Startling and unique--after 35 years

I go back to the early 80s with the Bunnymen, and have seem them about six times over the past 30 years. I'd put Meteorites right up there with Heaven Up Here (my favorite Bunnymen album). Yeah, I know that sounds overblown, but hear me out...I love Ian's voice and lyrics, but my number one Bunnymen pull has always been Will Sergeant's ethereal sitar-tinged guitar riffs and runs. Though I thought The Fountain was a solid album, as well as Siberia and What Are You Going to Do with Your LIfe?, Meteorites, for me, is head and shoulders above the handful of post-reunion albums featuring just MacCullogh and Sergeant. On those past few albums I feel like I've had to hunt for Will's shining moments--like on Scissors in the Sand when Will breaks out with a classic flourish half-way through the song. Those "where are you, Will?" touches are full-blown, however, on Meteorites, especially on songs such as Market Town (a blissful seven-plus minutes of Sergeant at his best), Holy Moses, and my favorite, Constantinople.
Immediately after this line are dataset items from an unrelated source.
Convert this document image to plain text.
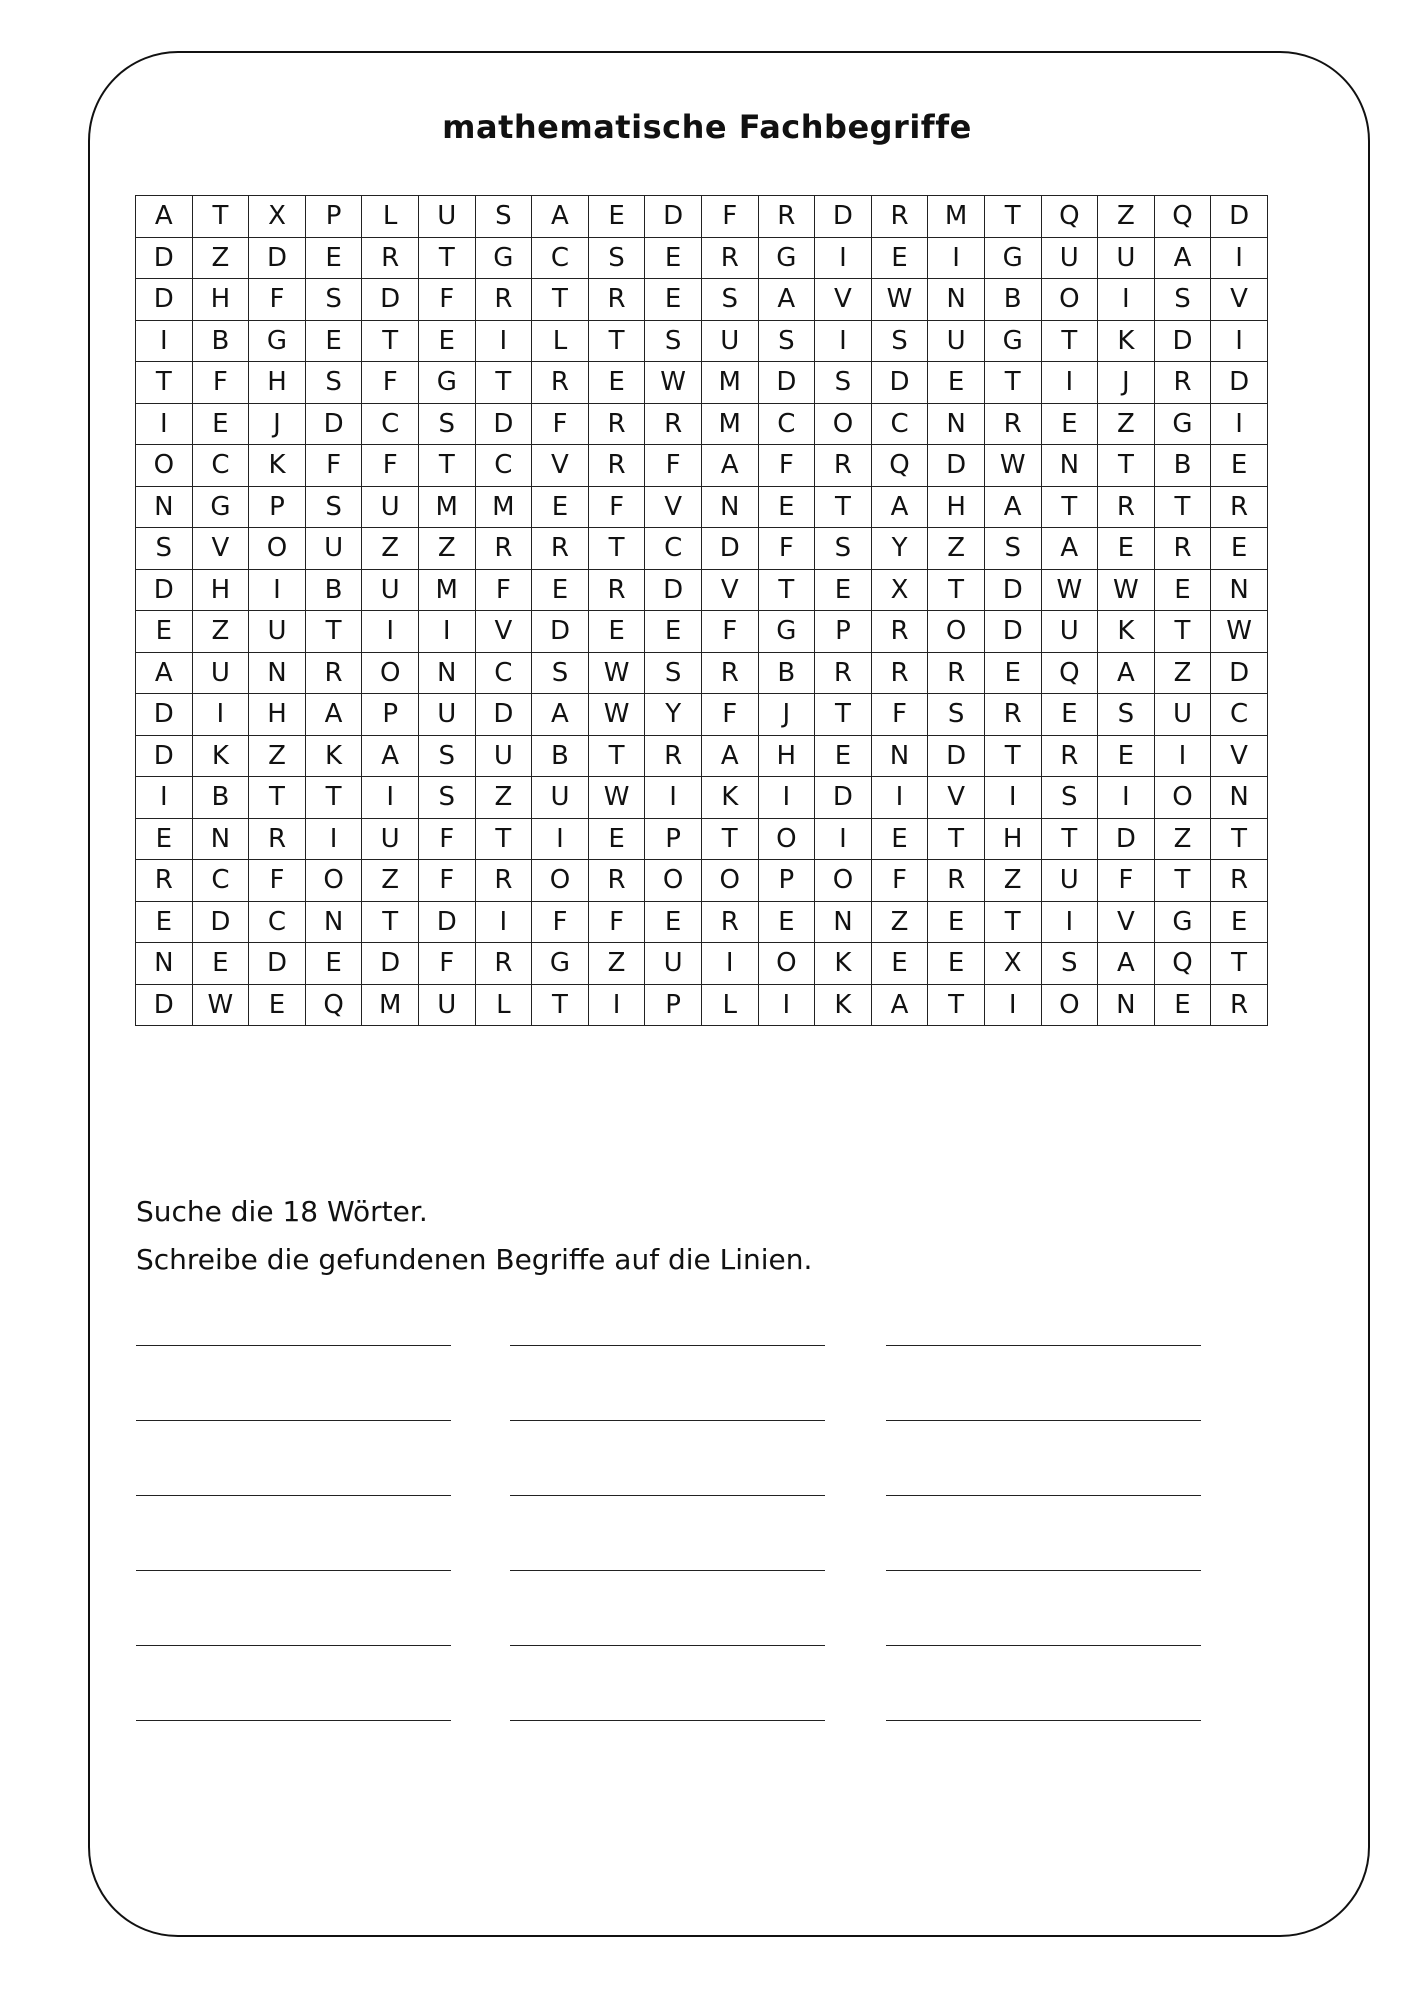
mathematische Fachbegriffe
A	T	X	P	L	U	S	A	E	D	F	R	D	R	M	T	Q	Z	Q	D
D	Z	D	E	R	T	G	C	S	E	R	G	I	E	I	G	U	U	A	I
D	H	F	S	D	F	R	T	R	E	S	A	V	W	N	B	O	I	S	V
I	B	G	E	T	E	I	L	T	S	U	S	I	S	U	G	T	K	D	I
T	F	H	S	F	G	T	R	E	W	M	D	S	D	E	T	I	J	R	D
I	E	J	D	C	S	D	F	R	R	M	C	O	C	N	R	E	Z	G	I
O	C	K	F	F	T	C	V	R	F	A	F	R	Q	D	W	N	T	B	E
N	G	P	S	U	M	M	E	F	V	N	E	T	A	H	A	T	R	T	R
S	V	O	U	Z	Z	R	R	T	C	D	F	S	Y	Z	S	A	E	R	E
D	H	I	B	U	M	F	E	R	D	V	T	E	X	T	D	W	W	E	N
E	Z	U	T	I	I	V	D	E	E	F	G	P	R	O	D	U	K	T	W
A	U	N	R	O	N	C	S	W	S	R	B	R	R	R	E	Q	A	Z	D
D	I	H	A	P	U	D	A	W	Y	F	J	T	F	S	R	E	S	U	C
D	K	Z	K	A	S	U	B	T	R	A	H	E	N	D	T	R	E	I	V
I	B	T	T	I	S	Z	U	W	I	K	I	D	I	V	I	S	I	O	N
E	N	R	I	U	F	T	I	E	P	T	O	I	E	T	H	T	D	Z	T
R	C	F	O	Z	F	R	O	R	O	O	P	O	F	R	Z	U	F	T	R
E	D	C	N	T	D	I	F	F	E	R	E	N	Z	E	T	I	V	G	E
N	E	D	E	D	F	R	G	Z	U	I	O	K	E	E	X	S	A	Q	T
D	W	E	Q	M	U	L	T	I	P	L	I	K	A	T	I	O	N	E	R
Suche die 18 Wörter.
Schreibe die gefundenen Begriffe auf die Linien.
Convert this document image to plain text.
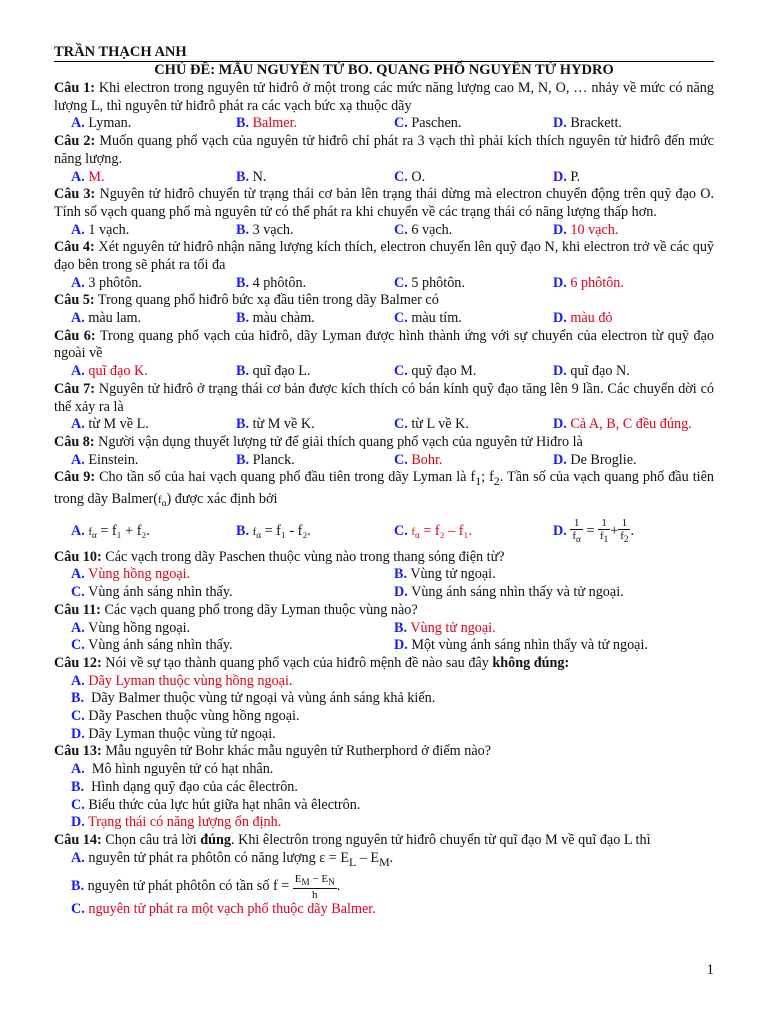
TRẦN THẠCH ANH
CHỦ ĐỀ: MẪU NGUYÊN TỬ BO. QUANG PHỔ NGUYÊN TỬ HYDRO
Câu 1: Khi electron trong nguyên tử hiđrô ở một trong các mức năng lượng cao M, N, O, … nhảy về mức có năng lượng L, thì nguyên tử hiđrô phát ra các vạch bức xạ thuộc dãy
A. Lyman.	B. Balmer.	C. Paschen.	D. Brackett.
Câu 2: Muốn quang phổ vạch của nguyên tử hiđrô chỉ phát ra 3 vạch thì phải kích thích nguyên tử hiđrô đến mức năng lượng.
A. M.	B. N.	C. O.	D. P.
Câu 3: Nguyên tử hiđrô chuyển từ trạng thái cơ bản lên trạng thái dừng mà electron chuyển động trên quỹ đạo O. Tính số vạch quang phổ mà nguyên tử có thể phát ra khi chuyển về các trạng thái có năng lượng thấp hơn.
A. 1 vạch.	B. 3 vạch.	C. 6 vạch.	D. 10 vạch.
Câu 4: Xét nguyên tử hiđrô nhận năng lượng kích thích, electron chuyển lên quỹ đạo N, khi electron trở về các quỹ đạo bên trong sẽ phát ra tối đa
A. 3 phôtôn.	B. 4 phôtôn.	C. 5 phôtôn.	D. 6 phôtôn.
Câu 5: Trong quang phổ hiđrô bức xạ đầu tiên trong dãy Balmer có
A. màu lam.	B. màu chàm.	C. màu tím.	D. màu đỏ
Câu 6: Trong quang phổ vạch của hiđrô, dãy Lyman được hình thành ứng với sự chuyển của electron từ quỹ đạo ngoài về
A. quĩ đạo K.	B. quĩ đạo L.	C. quỹ đạo M.	D. quĩ đạo N.
Câu 7: Nguyên tử hiđrô ở trạng thái cơ bản được kích thích có bán kính quỹ đạo tăng lên 9 lần. Các chuyển dời có thể xảy ra là
A. từ M về L.	B. từ M về K.	C. từ L về K.	D. Cả A, B, C đều đúng.
Câu 8: Người vận dụng thuyết lượng tử để giải thích quang phổ vạch của nguyên tử Hiđro là
A. Einstein.	B. Planck.	C. Bohr.	D. De Broglie.
Câu 9: Cho tần số của hai vạch quang phổ đầu tiên trong dãy Lyman là $f_1$; $f_2$. Tần số của vạch quang phổ đầu tiên trong dãy $Balmer(f_\alpha)$ được xác định bởi
A. $f_\alpha = f_1 + f_2$.	B. $f_\alpha = f_1 - f_2$.	C. $f_\alpha = f_2 - f_1$.	D. $\frac{1}{f_\alpha} = \frac{1}{f_1} + \frac{1}{f_2}$ .
Câu 10: Các vạch trong dãy Paschen thuộc vùng nào trong thang sóng điện từ?
A. Vùng hồng ngoại.	B. Vùng tử ngoại.
C. Vùng ánh sáng nhìn thấy.	D. Vùng ánh sáng nhìn thấy và tử ngoại.
Câu 11: Các vạch quang phổ trong dãy Lyman thuộc vùng nào?
A. Vùng hồng ngoại.	B. Vùng tử ngoại.
C. Vùng ánh sáng nhìn thấy.	D. Một vùng ánh sáng nhìn thấy và tử ngoại.
Câu 12: Nói về sự tạo thành quang phổ vạch của hiđrô mệnh đề nào sau đây không đúng:
A. Dãy Lyman thuộc vùng hồng ngoại.
B. Dãy Balmer thuộc vùng tử ngoại và vùng ánh sáng khả kiến.
C. Dãy Paschen thuộc vùng hồng ngoại.
D. Dãy Lyman thuộc vùng tử ngoại.
Câu 13: Mẫu nguyên tử Bohr khác mẫu nguyên tử Rutherphord ở điểm nào?
A. Mô hình nguyên tử có hạt nhân.
B. Hình dạng quỹ đạo của các êlectrôn.
C. Biểu thức của lực hút giữa hạt nhân và êlectrôn.
D. Trạng thái có năng lượng ổn định.
Câu 14: Chọn câu trả lời đúng. Khi êlectrôn trong nguyên tử hiđrô chuyển từ quĩ đạo M về quĩ đạo L thì
A. nguyên tử phát ra phôtôn có năng lượng $\varepsilon = E_L - E_M$.
B. nguyên tử phát phôtôn có tần số $f = \frac{E_M - E_N}{h}$ .
C. nguyên tử phát ra một vạch phổ thuộc dãy Balmer.
1
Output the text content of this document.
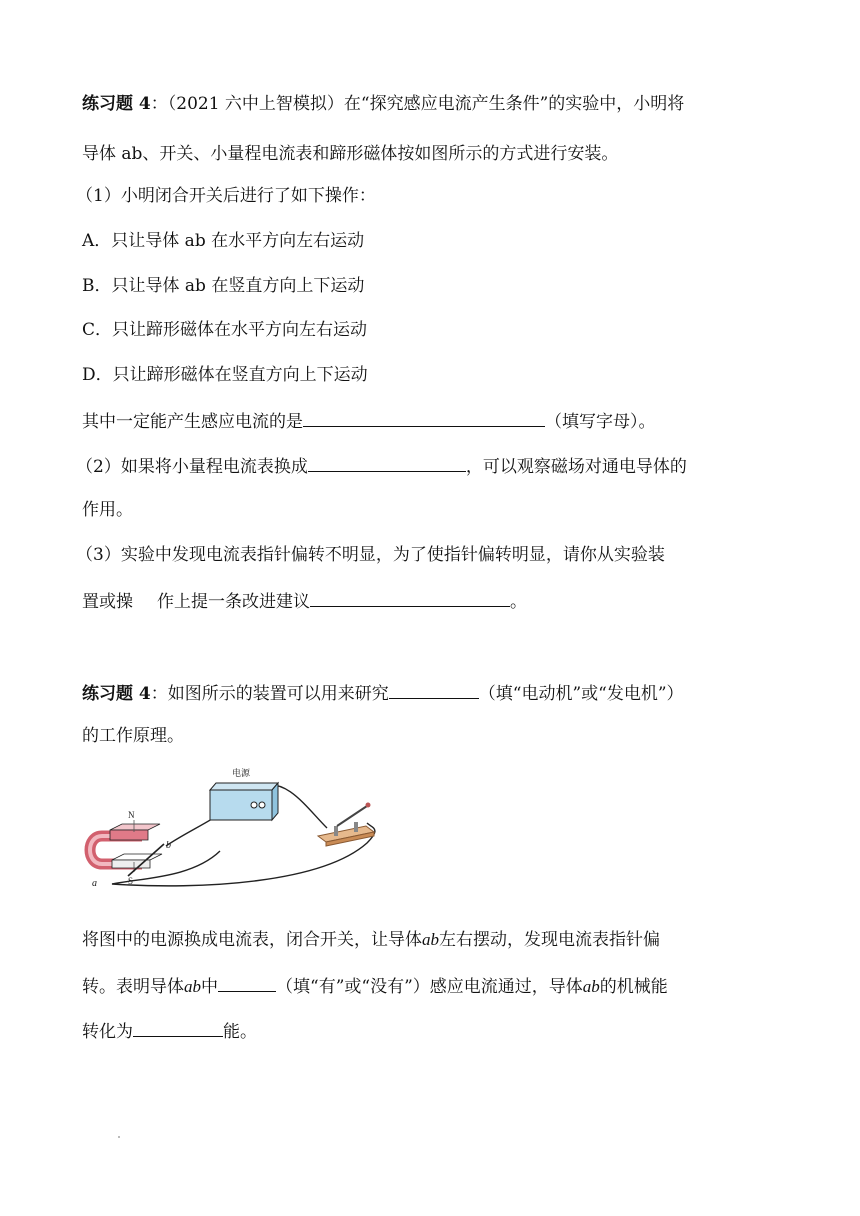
练习题 4：（2021 六中上智模拟）在“探究感应电流产生条件”的实验中，小明将
导体 ab、开关、小量程电流表和蹄形磁体按如图所示的方式进行安装。
（1）小明闭合开关后进行了如下操作：
A．只让导体 ab 在水平方向左右运动
B．只让导体 ab 在竖直方向上下运动
C．只让蹄形磁体在水平方向左右运动
D．只让蹄形磁体在竖直方向上下运动
其中一定能产生感应电流的是	（填写字母）。
（2）如果将小量程电流表换成	，可以观察磁场对通电导体的
作用。
（3）实验中发现电流表指针偏转不明显，为了使指针偏转明显，请你从实验装
置或操 作上提一条改进建议	。
练习题 4：如图所示的装置可以用来研究	（填“电动机”或“发电机”）
的工作原理。
电源
N
S
b
a
将图中的电源换成电流表，闭合开关，让导体ab左右摆动，发现电流表指针偏
转。表明导体ab中	（填“有”或“没有”）感应电流通过，导体ab的机械能
转化为	能。
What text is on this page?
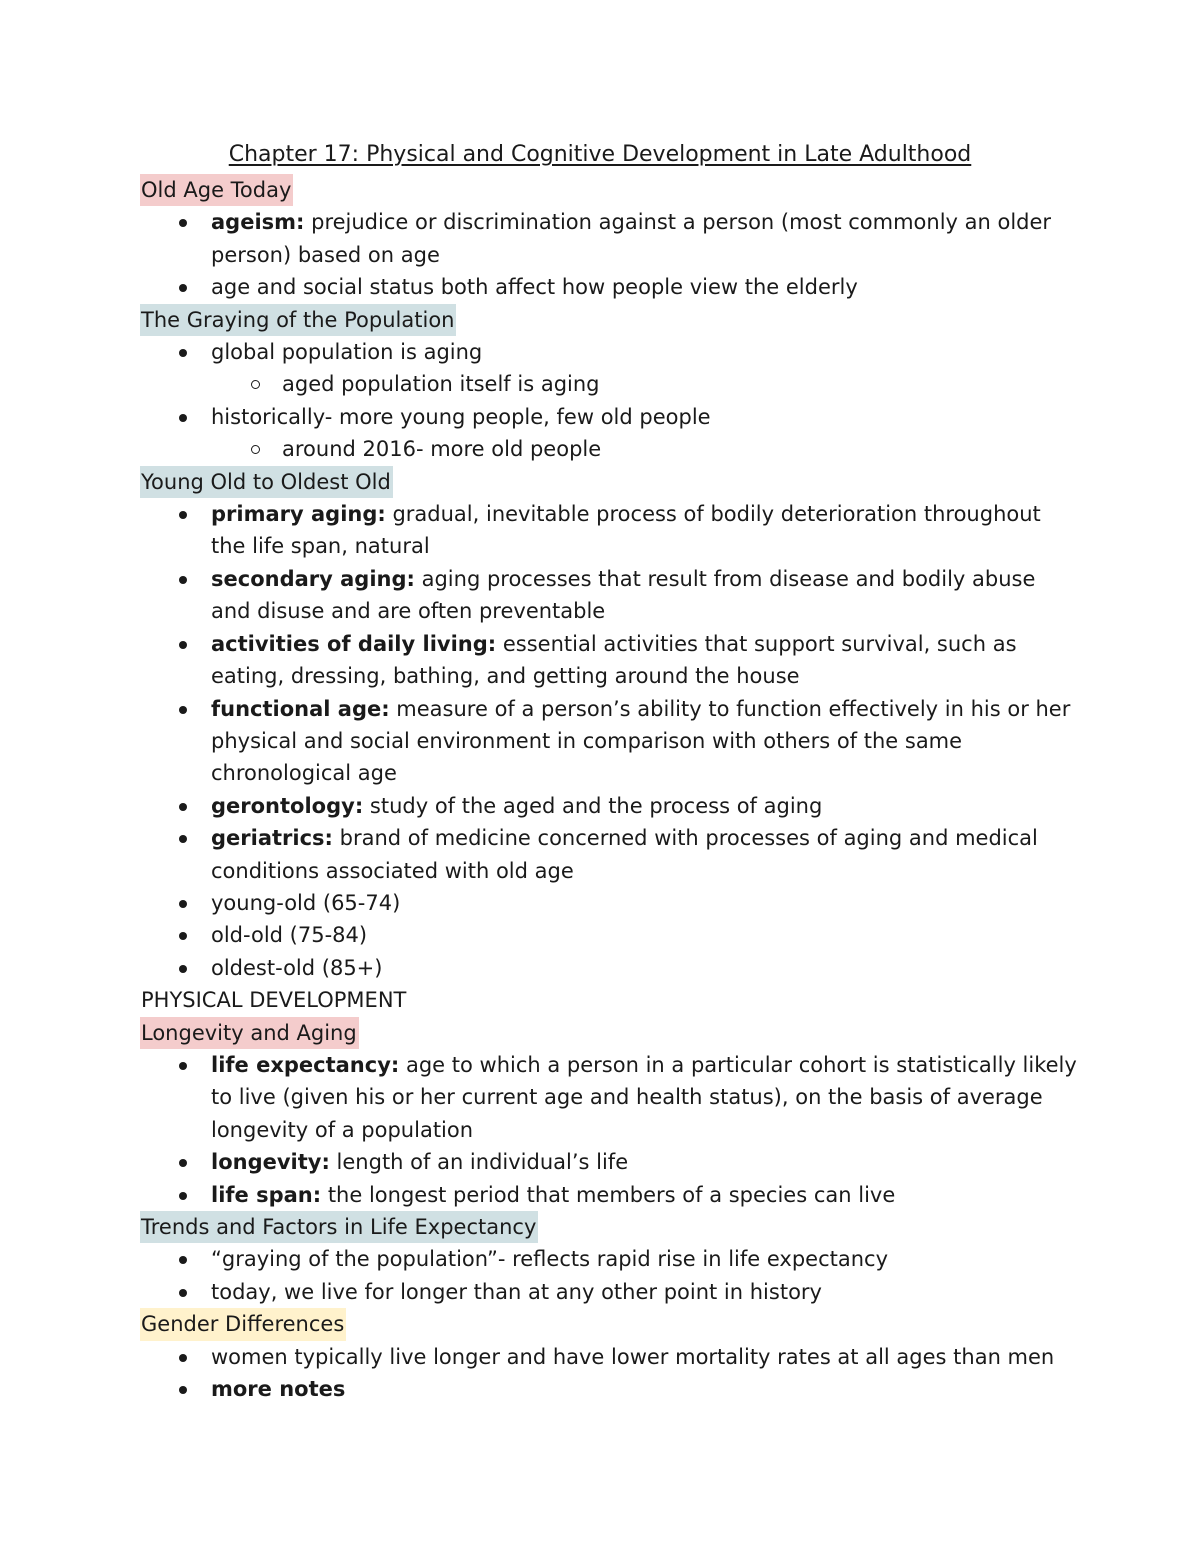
Chapter 17: Physical and Cognitive Development in Late Adulthood
Old Age Today
ageism: prejudice or discrimination against a person (most commonly an older
person) based on age
age and social status both affect how people view the elderly
The Graying of the Population
global population is aging
aged population itself is aging
historically- more young people, few old people
around 2016- more old people
Young Old to Oldest Old
primary aging: gradual, inevitable process of bodily deterioration throughout
the life span, natural
secondary aging: aging processes that result from disease and bodily abuse
and disuse and are often preventable
activities of daily living: essential activities that support survival, such as
eating, dressing, bathing, and getting around the house
functional age: measure of a person’s ability to function effectively in his or her
physical and social environment in comparison with others of the same
chronological age
gerontology: study of the aged and the process of aging
geriatrics: brand of medicine concerned with processes of aging and medical
conditions associated with old age
young-old (65-74)
old-old (75-84)
oldest-old (85+)
PHYSICAL DEVELOPMENT
Longevity and Aging
life expectancy: age to which a person in a particular cohort is statistically likely
to live (given his or her current age and health status), on the basis of average
longevity of a population
longevity: length of an individual’s life
life span: the longest period that members of a species can live
Trends and Factors in Life Expectancy
“graying of the population”- reflects rapid rise in life expectancy
today, we live for longer than at any other point in history
Gender Differences
women typically live longer and have lower mortality rates at all ages than men
more notes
This is a muscular, fully formed album that brings out the best in both men. Final note: If like me you are a Sergeant fan, check out his solo stuff on his website 92 Happy Customers, as well as his post-rock project Poltergeist with former Bunnymen bassist Les Pattinson.

JAX123A ,

Top Marks

Songwriting, performance, melody & hooks, production, emotion. An excellent piece of work!

A0014267 ,

Find

An intergalactic journey through time. The sound of nostalgia for those who have missed the unique sound of Echo. "New Horizons" is my favorite track.